I forgot to mention that in those 6 months, I also managed to get a postdoc BUT far from my field of research. From Civil Engineering to Applied Mathematics. It feels like re-starting a new career (after a PhD!), but I so much hated my current field because of my adviser, anything would have done. I didn't have journal publications (only conferences) at the time so I sent him  a section of my thesis that was relevant for the position. He liked me and appreciated the effort I put in my thesis and gave me the position. One of the questions  during the  interview was , 'Why did you do all this work (something they are interested in), when you don't have to in your field'. I told them my adviser encouraged me to do it, but the truth is it is something I came up with while desperately looking for something to do for my thesis. 
 
I can publish papers while doing the post-doc but I won't be continuing in the same stream so the situation doesn't change much from now.
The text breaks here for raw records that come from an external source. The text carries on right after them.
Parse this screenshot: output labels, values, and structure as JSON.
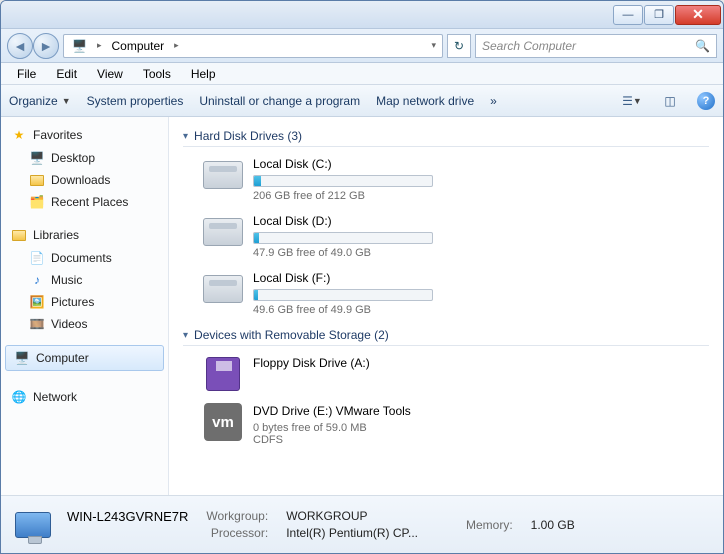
{
  "titlebar": {
    "min": "—",
    "max": "❐",
    "close": "✕"
  },
  "nav": {
    "back": "◄",
    "fwd": "►",
    "location": "Computer",
    "chev": "▸",
    "dropdown": "▾",
    "refresh": "↻"
  },
  "search": {
    "placeholder": "Search Computer",
    "icon": "🔍"
  },
  "menu": {
    "file": "File",
    "edit": "Edit",
    "view": "View",
    "tools": "Tools",
    "help": "Help"
  },
  "toolbar": {
    "organize": "Organize",
    "sysprops": "System properties",
    "uninstall": "Uninstall or change a program",
    "mapdrive": "Map network drive",
    "more": "»",
    "help": "?"
  },
  "sidebar": {
    "favorites": {
      "label": "Favorites",
      "items": [
        "Desktop",
        "Downloads",
        "Recent Places"
      ]
    },
    "libraries": {
      "label": "Libraries",
      "items": [
        "Documents",
        "Music",
        "Pictures",
        "Videos"
      ]
    },
    "computer": {
      "label": "Computer"
    },
    "network": {
      "label": "Network"
    }
  },
  "content": {
    "hdd_header": "Hard Disk Drives (3)",
    "rem_header": "Devices with Removable Storage (2)",
    "drives": {
      "c": {
        "name": "Local Disk (C:)",
        "free": "206 GB free of 212 GB",
        "pct": 4
      },
      "d": {
        "name": "Local Disk (D:)",
        "free": "47.9 GB free of 49.0 GB",
        "pct": 3
      },
      "f": {
        "name": "Local Disk (F:)",
        "free": "49.6 GB free of 49.9 GB",
        "pct": 2
      }
    },
    "floppy": {
      "name": "Floppy Disk Drive (A:)"
    },
    "dvd": {
      "name": "DVD Drive (E:) VMware Tools",
      "free": "0 bytes free of 59.0 MB",
      "fs": "CDFS",
      "badge": "vm"
    }
  },
  "details": {
    "name": "WIN-L243GVRNE7R",
    "workgroup_lbl": "Workgroup:",
    "workgroup": "WORKGROUP",
    "memory_lbl": "Memory:",
    "memory": "1.00 GB",
    "processor_lbl": "Processor:",
    "processor": "Intel(R) Pentium(R) CP..."
  }
}
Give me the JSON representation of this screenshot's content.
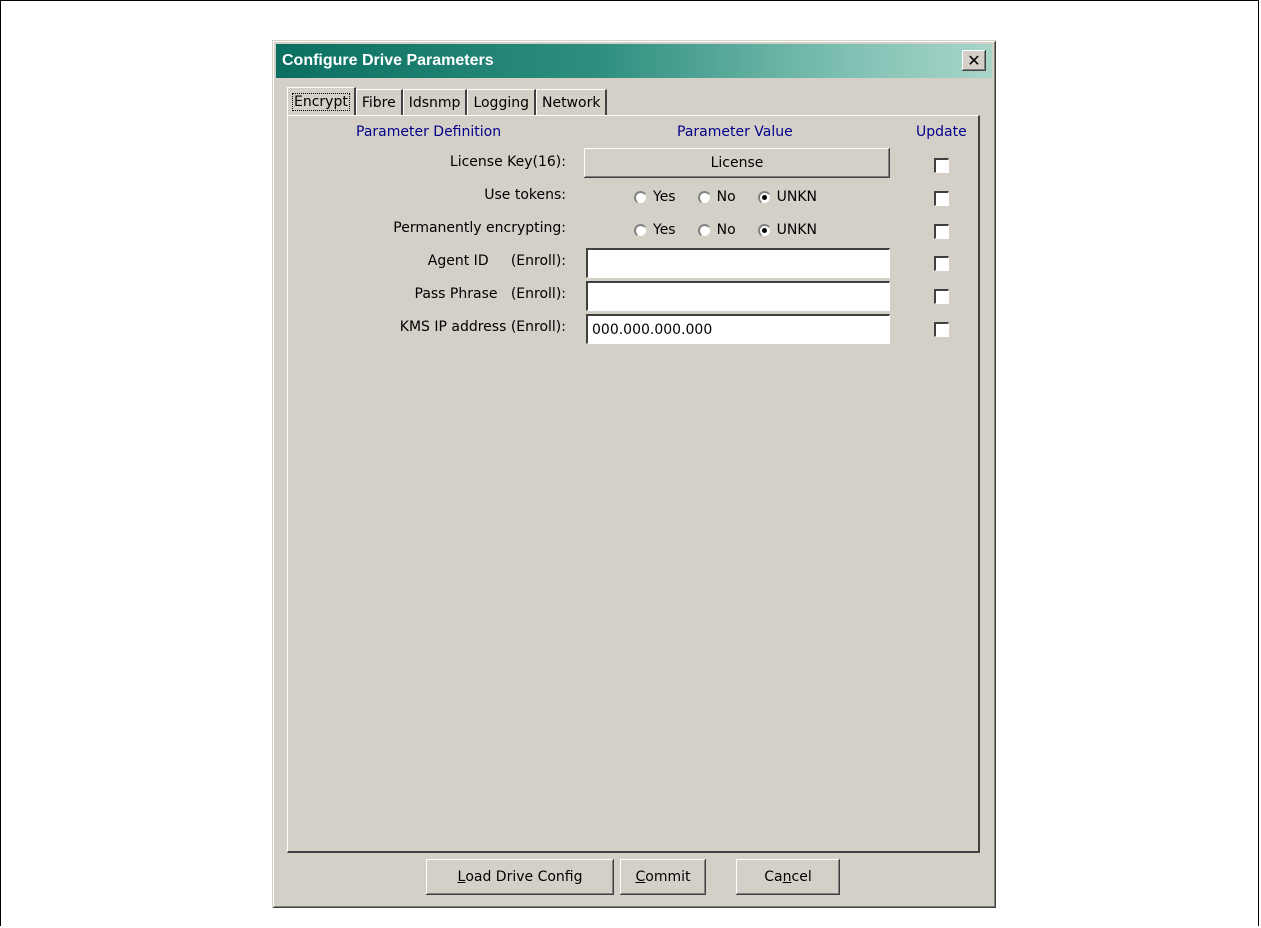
{
  "dialog": {
    "title": "Configure Drive Parameters",
    "close_glyph": "✕"
  },
  "tabs": [
    {
      "label": "Encrypt",
      "active": true
    },
    {
      "label": "Fibre",
      "active": false
    },
    {
      "label": "Idsnmp",
      "active": false
    },
    {
      "label": "Logging",
      "active": false
    },
    {
      "label": "Network",
      "active": false
    }
  ],
  "headers": {
    "definition": "Parameter Definition",
    "value": "Parameter Value",
    "update": "Update"
  },
  "rows": {
    "license_key": {
      "label": "License Key(16):",
      "button": "License",
      "update": false
    },
    "use_tokens": {
      "label": "Use tokens:",
      "options": [
        "Yes",
        "No",
        "UNKN"
      ],
      "selected": "UNKN",
      "update": false
    },
    "perm_encrypting": {
      "label": "Permanently encrypting:",
      "options": [
        "Yes",
        "No",
        "UNKN"
      ],
      "selected": "UNKN",
      "update": false
    },
    "agent_id": {
      "label": "Agent ID     (Enroll):",
      "value": "",
      "update": false
    },
    "pass_phrase": {
      "label": "Pass Phrase   (Enroll):",
      "value": "",
      "update": false
    },
    "kms_ip": {
      "label": "KMS IP address (Enroll):",
      "value": "000.000.000.000",
      "update": false
    }
  },
  "buttons": {
    "load": {
      "prefix": "",
      "mnemonic": "L",
      "rest": "oad Drive Config"
    },
    "commit": {
      "prefix": "",
      "mnemonic": "C",
      "rest": "ommit"
    },
    "cancel": {
      "prefix": "Ca",
      "mnemonic": "n",
      "rest": "cel"
    }
  },
  "colors": {
    "face": "#d4d0c8",
    "header_text": "#00008b",
    "title_start": "#0a6f61",
    "title_end": "#a9d5c9"
  }
}
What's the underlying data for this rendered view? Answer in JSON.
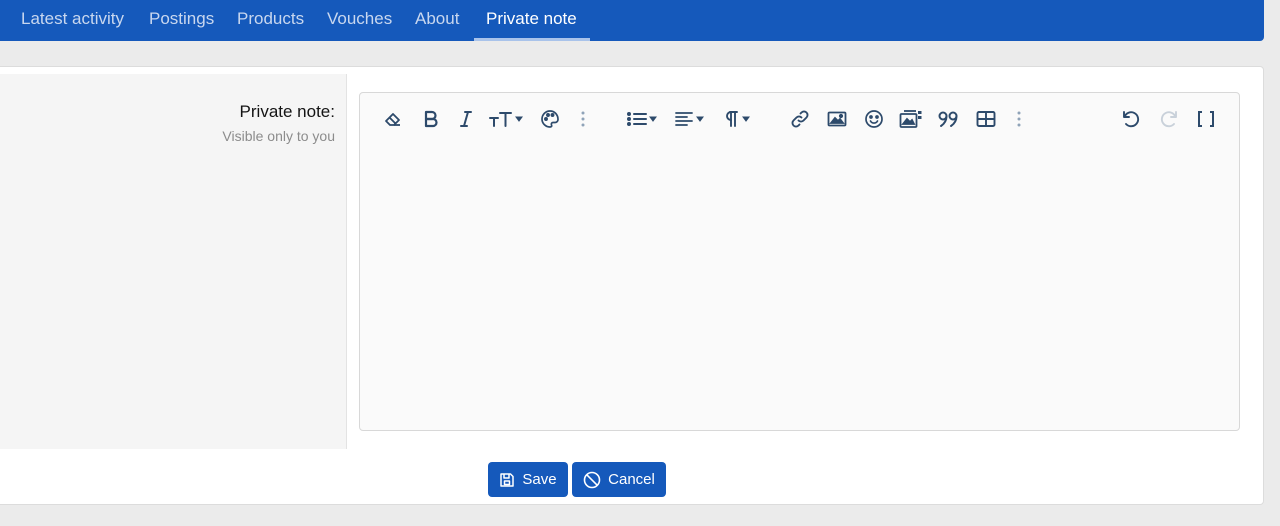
{
  "tabs": [
    {
      "label": "Latest activity",
      "active": false
    },
    {
      "label": "Postings",
      "active": false
    },
    {
      "label": "Products",
      "active": false
    },
    {
      "label": "Vouches",
      "active": false
    },
    {
      "label": "About",
      "active": false
    },
    {
      "label": "Private note",
      "active": true
    }
  ],
  "form": {
    "label": "Private note:",
    "hint": "Visible only to you",
    "editor_content": ""
  },
  "toolbar": {
    "groups": [
      [
        "eraser-icon",
        "bold-icon",
        "italic-icon",
        "text-size-icon",
        "palette-icon",
        "more-vertical-icon"
      ],
      [
        "list-icon",
        "align-icon",
        "paragraph-icon"
      ],
      [
        "link-icon",
        "image-icon",
        "smiley-icon",
        "media-icon",
        "quote-icon",
        "table-icon",
        "more-vertical-icon"
      ],
      [
        "undo-icon",
        "redo-icon",
        "brackets-icon"
      ]
    ]
  },
  "actions": {
    "save_label": "Save",
    "cancel_label": "Cancel",
    "save_icon": "floppy-disk-icon",
    "cancel_icon": "ban-icon"
  },
  "colors": {
    "brand": "#1559bb",
    "tab_inactive_text": "#c8d7ef",
    "tab_active_text": "#ffffff"
  }
}
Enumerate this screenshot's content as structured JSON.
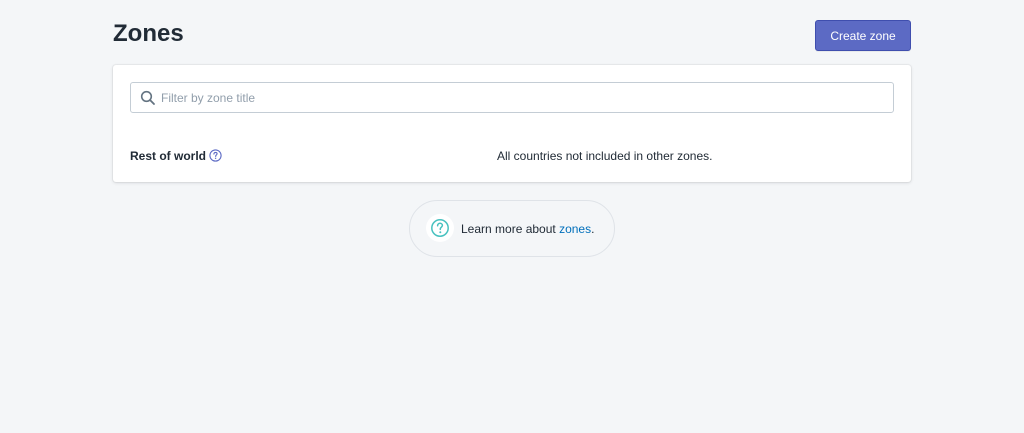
{
  "header": {
    "title": "Zones",
    "create_button_label": "Create zone"
  },
  "search": {
    "placeholder": "Filter by zone title",
    "value": "",
    "icon": "search-icon"
  },
  "zones": [
    {
      "name": "Rest of world",
      "help_icon": "question-circle-icon",
      "description": "All countries not included in other zones."
    }
  ],
  "footer_help": {
    "icon": "question-circle-icon",
    "prefix": "Learn more about ",
    "link_text": "zones",
    "suffix": "."
  },
  "colors": {
    "primary_button": "#5c6ac4",
    "link": "#006fbb",
    "help_icon_teal": "#47c1bf",
    "help_icon_indigo": "#5c6ac4",
    "background": "#f4f6f8"
  }
}
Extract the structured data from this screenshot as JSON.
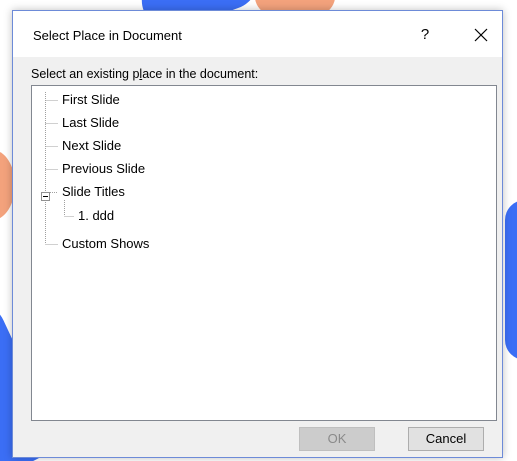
{
  "dialog": {
    "title": "Select Place in Document",
    "help_label": "?",
    "prompt_label_before": "Select an existing p",
    "prompt_label_accel": "l",
    "prompt_label_after": "ace in the document:"
  },
  "tree": {
    "items": [
      {
        "label": "First Slide"
      },
      {
        "label": "Last Slide"
      },
      {
        "label": "Next Slide"
      },
      {
        "label": "Previous Slide"
      },
      {
        "label": "Slide Titles",
        "expanded": true,
        "expander": "−"
      },
      {
        "label": "1. ddd"
      },
      {
        "label": "Custom Shows"
      }
    ]
  },
  "buttons": {
    "ok_label": "OK",
    "ok_enabled": false,
    "cancel_label": "Cancel"
  },
  "colors": {
    "dialog_border": "#6d8bd8",
    "dialog_bg": "#f0f0f0",
    "disabled_button_bg": "#cccccc",
    "decor_blue": "#3b6ef5",
    "decor_orange": "#f3a27c"
  }
}
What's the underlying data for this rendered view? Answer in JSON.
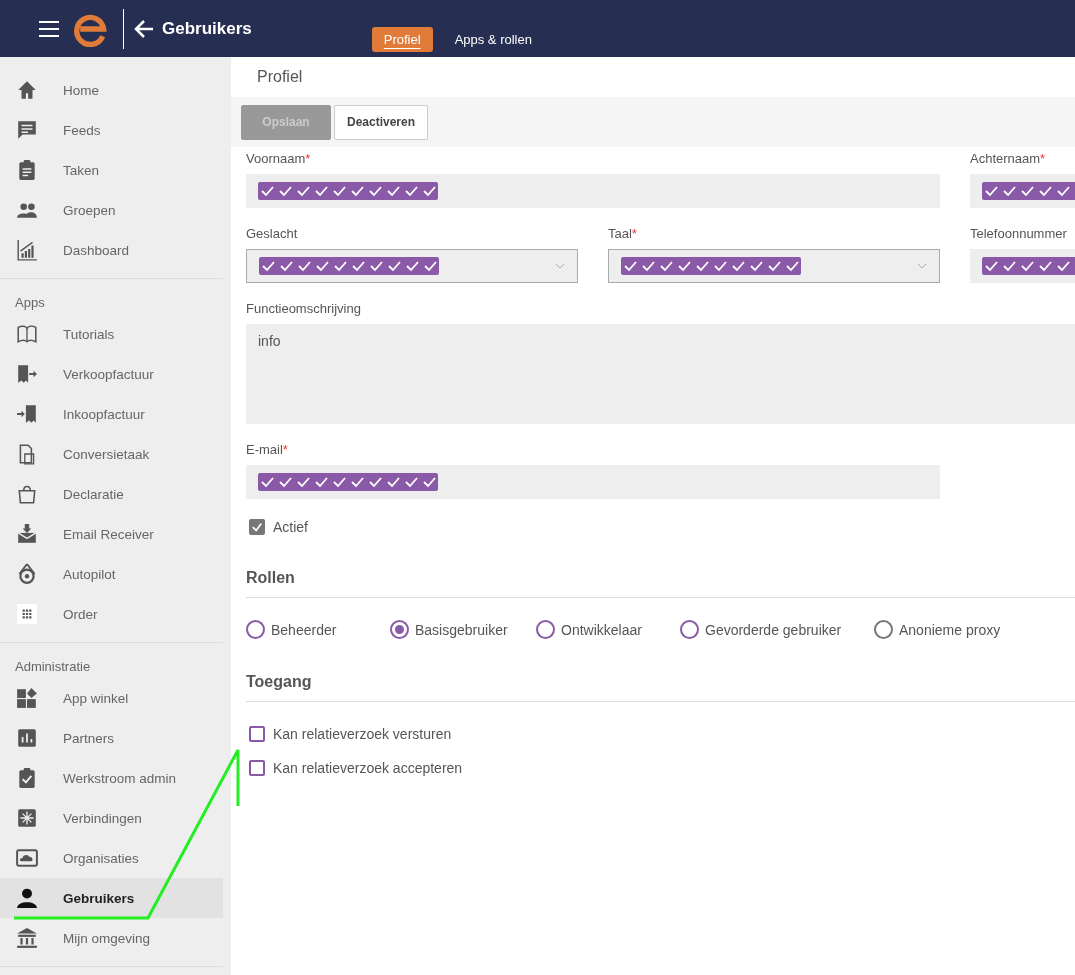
{
  "topbar": {
    "title": "Gebruikers",
    "tabs": [
      {
        "label": "Profiel",
        "selected": true
      },
      {
        "label": "Apps & rollen",
        "selected": false
      }
    ]
  },
  "sidebar": {
    "sections": [
      {
        "items": [
          {
            "label": "Home",
            "selected": false
          },
          {
            "label": "Feeds",
            "selected": false
          },
          {
            "label": "Taken",
            "selected": false
          },
          {
            "label": "Groepen",
            "selected": false
          },
          {
            "label": "Dashboard",
            "selected": false
          }
        ]
      },
      {
        "heading": "Apps",
        "items": [
          {
            "label": "Tutorials",
            "selected": false
          },
          {
            "label": "Verkoopfactuur",
            "selected": false
          },
          {
            "label": "Inkoopfactuur",
            "selected": false
          },
          {
            "label": "Conversietaak",
            "selected": false
          },
          {
            "label": "Declaratie",
            "selected": false
          },
          {
            "label": "Email Receiver",
            "selected": false
          },
          {
            "label": "Autopilot",
            "selected": false
          },
          {
            "label": "Order",
            "selected": false
          }
        ]
      },
      {
        "heading": "Administratie",
        "items": [
          {
            "label": "App winkel",
            "selected": false
          },
          {
            "label": "Partners",
            "selected": false
          },
          {
            "label": "Werkstroom admin",
            "selected": false
          },
          {
            "label": "Verbindingen",
            "selected": false
          },
          {
            "label": "Organisaties",
            "selected": false
          },
          {
            "label": "Gebruikers",
            "selected": true
          },
          {
            "label": "Mijn omgeving",
            "selected": false
          }
        ]
      }
    ]
  },
  "page": {
    "title": "Profiel",
    "buttons": [
      {
        "label": "Opslaan",
        "disabled": true
      },
      {
        "label": "Deactiveren",
        "disabled": false
      }
    ]
  },
  "form": {
    "first_name": {
      "label": "Voornaam",
      "required_mark": "*",
      "kind": "text",
      "masked": true
    },
    "last_name": {
      "label": "Achternaam",
      "required_mark": "*",
      "kind": "text",
      "masked": true
    },
    "gender": {
      "label": "Geslacht",
      "kind": "select",
      "masked": true
    },
    "language": {
      "label": "Taal",
      "required_mark": "*",
      "kind": "select",
      "masked": true
    },
    "phone": {
      "label": "Telefoonnummer",
      "kind": "text",
      "masked": true
    },
    "job_description": {
      "label": "Functieomschrijving",
      "kind": "textarea",
      "masked": false,
      "value": "info"
    },
    "email": {
      "label": "E-mail",
      "required_mark": "*",
      "kind": "text",
      "masked": true
    },
    "active": {
      "label": "Actief",
      "checked": true
    }
  },
  "roles": {
    "title": "Rollen",
    "options": [
      {
        "label": "Beheerder",
        "selected": false,
        "disabled": false
      },
      {
        "label": "Basisgebruiker",
        "selected": true,
        "disabled": false
      },
      {
        "label": "Ontwikkelaar",
        "selected": false,
        "disabled": false
      },
      {
        "label": "Gevorderde gebruiker",
        "selected": false,
        "disabled": false
      },
      {
        "label": "Anonieme proxy",
        "selected": false,
        "disabled": true
      }
    ]
  },
  "access": {
    "title": "Toegang",
    "options": [
      {
        "label": "Kan relatieverzoek versturen",
        "checked": false
      },
      {
        "label": "Kan relatieverzoek accepteren",
        "checked": false
      }
    ]
  }
}
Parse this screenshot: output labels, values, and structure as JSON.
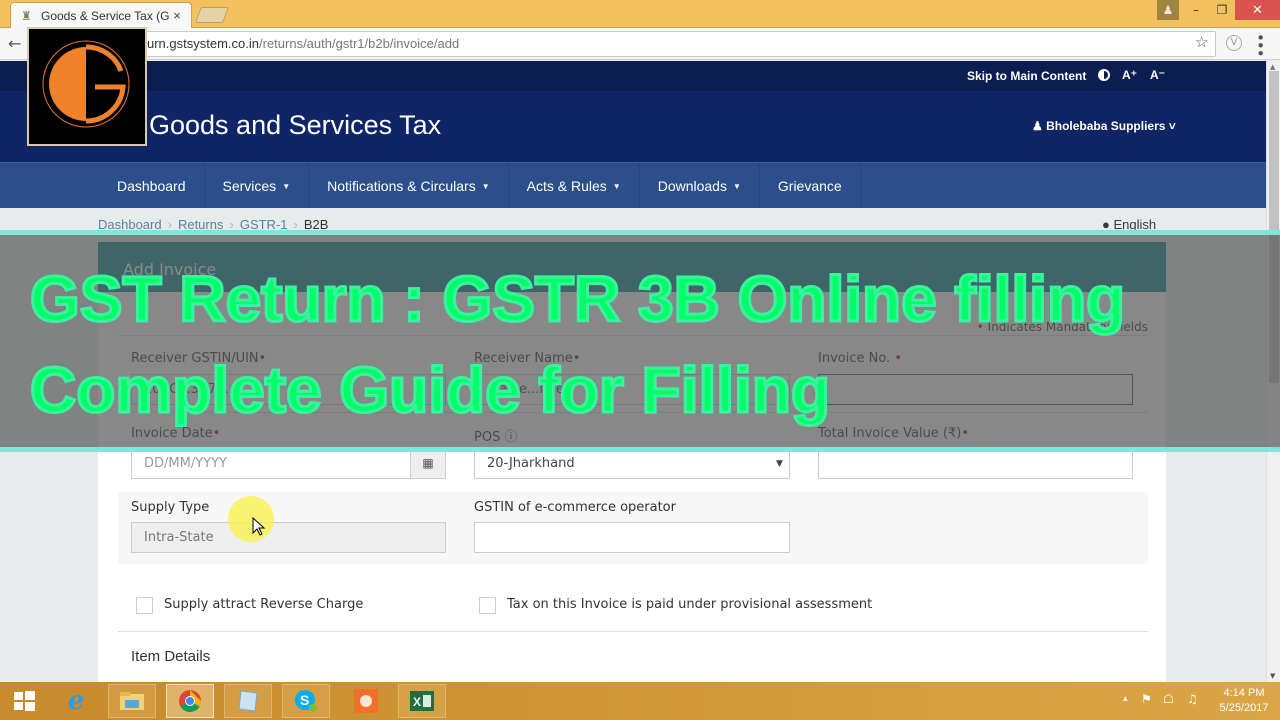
{
  "browser": {
    "tab_title": "Goods & Service Tax (GS",
    "url_host": "urn.gstsystem.co.in",
    "url_path": "/returns/auth/gstr1/b2b/invoice/add",
    "icons": {
      "back": "←",
      "star": "☆",
      "extension": "V",
      "menu": "⋮",
      "tab_close": "×",
      "favicon": "♜"
    },
    "window_controls": {
      "user": "♟",
      "minimize": "–",
      "maximize": "❐",
      "close": "✕"
    }
  },
  "header": {
    "skip_link": "Skip to Main Content",
    "font_increase": "A⁺",
    "font_decrease": "A⁻",
    "site_title": "Goods and Services Tax",
    "user_menu": "♟ Bholebaba Suppliers ˅"
  },
  "nav": {
    "items": [
      {
        "label": "Dashboard",
        "dropdown": false
      },
      {
        "label": "Services",
        "dropdown": true
      },
      {
        "label": "Notifications & Circulars",
        "dropdown": true
      },
      {
        "label": "Acts & Rules",
        "dropdown": true
      },
      {
        "label": "Downloads",
        "dropdown": true
      },
      {
        "label": "Grievance",
        "dropdown": false
      }
    ],
    "caret": "▼"
  },
  "breadcrumb": {
    "items": [
      "Dashboard",
      "Returns",
      "GSTR-1",
      "B2B"
    ],
    "separator": "›"
  },
  "language": "● English",
  "form": {
    "title": "Add Invoice",
    "mandatory_note": "Indicates Mandatory Fields",
    "required_mark": "•",
    "fields": {
      "receiver_gstin": {
        "label": "Receiver GSTIN/UIN",
        "value": "20AC...3C7..."
      },
      "receiver_name": {
        "label": "Receiver Name",
        "value": "...ajee...ndev"
      },
      "invoice_no": {
        "label": "Invoice No.",
        "value": ""
      },
      "invoice_date": {
        "label": "Invoice Date",
        "placeholder": "DD/MM/YYYY"
      },
      "pos": {
        "label": "POS",
        "value": "20-Jharkhand",
        "info_icon": "ⓘ"
      },
      "total_invoice_value": {
        "label": "Total Invoice Value (₹)",
        "value": ""
      },
      "supply_type": {
        "label": "Supply Type",
        "value": "Intra-State"
      },
      "ecommerce_gstin": {
        "label": "GSTIN of e-commerce operator",
        "value": ""
      }
    },
    "checkboxes": {
      "reverse_charge": {
        "label": "Supply attract Reverse Charge",
        "checked": false
      },
      "provisional": {
        "label": "Tax on this Invoice is paid under provisional assessment",
        "checked": false
      }
    },
    "section_item_details": "Item Details",
    "calendar_icon": "▦",
    "select_caret": "▼"
  },
  "overlay": {
    "line1": "GST Return : GSTR 3B Online filling",
    "line2": "Complete Guide for Filling"
  },
  "taskbar": {
    "apps": [
      "start",
      "internet-explorer",
      "file-explorer",
      "chrome",
      "notepad",
      "skype",
      "screen-recorder",
      "excel"
    ],
    "time": "4:14 PM",
    "date": "5/25/2017",
    "tray_icons": {
      "expand": "▴",
      "flag": "⚑",
      "network": "☖",
      "volume": "♫"
    }
  },
  "scrollbar": {
    "position_fraction": 0.0,
    "up": "▲",
    "down": "▼"
  },
  "colors": {
    "gst_navy": "#0f2566",
    "gst_nav": "#2c4e8a",
    "card_header": "#0f8b94",
    "overlay_text": "#00ff66",
    "required": "#a51b0b"
  }
}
In fact it is
better to get it over with now, because I may never come back to my current field again. Weird to say that after a PhD but that is how it is.
 
My adviser is one of those career-driven professors who only know of 'catch-phrases' in the field. I know my limits so I just want to finish with the 
goal I started with, and not add stuff he hears of from the next conference. I tried to explain to him many times the scope of the paper 
but he has made up his mind. Whenever I come out a meeting with him, I feel  completely drained with his negativity and ignorance.